El daño a un ducto subterráneo provocó la liberación de gas natural en un terreno donde se construye un centro comercial sobre la carretera Mérida-Progreso, generando alerta entre las autoridades y trabajadores del lugar.
Para controlar la situación y garantizar la seguridad, se evacuaron de manera preventiva las áreas cercanas y se restringió la circulación, cerrando parcialmente dos carriles de la carretera mientras se realizaban las maniobras de contención.
La respuesta incluyó la participación coordinada de bomberos, policías, paramédicos, personal de Pemex y la Guardia Nacional, quienes aseguraron la zona y evitaron que se produjeran accidentes o lesionados.
Hernán Hernández Rodríguez, titular de Procivy, resaltó la rapidez de la actuación de las autoridades y la colaboración de los trabajadores, subrayando que gracias a esto el incidente pudo atenderse sin consecuencias mayores.

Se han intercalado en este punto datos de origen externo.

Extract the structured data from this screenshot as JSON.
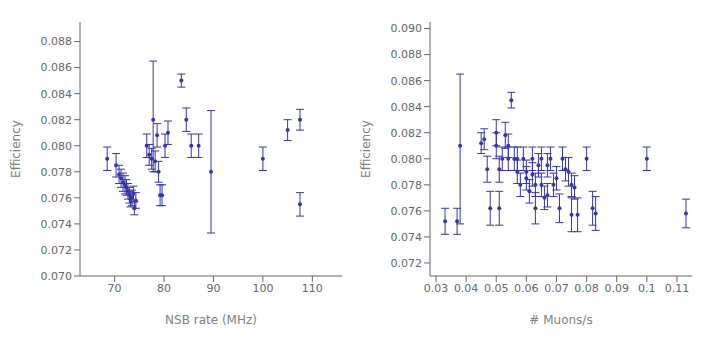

El funcionario también reiteró la importancia de reportar emergencias al número 9-1-1, que permite la movilización inmediata de los cuerpos de seguridad y rescate.
Tras contener la fuga, los equipos especializados permanecieron en el lugar para supervisar el ducto, evaluar posibles daños y garantizar que no existieran riesgos adicionales antes de reabrir completamente la circulación.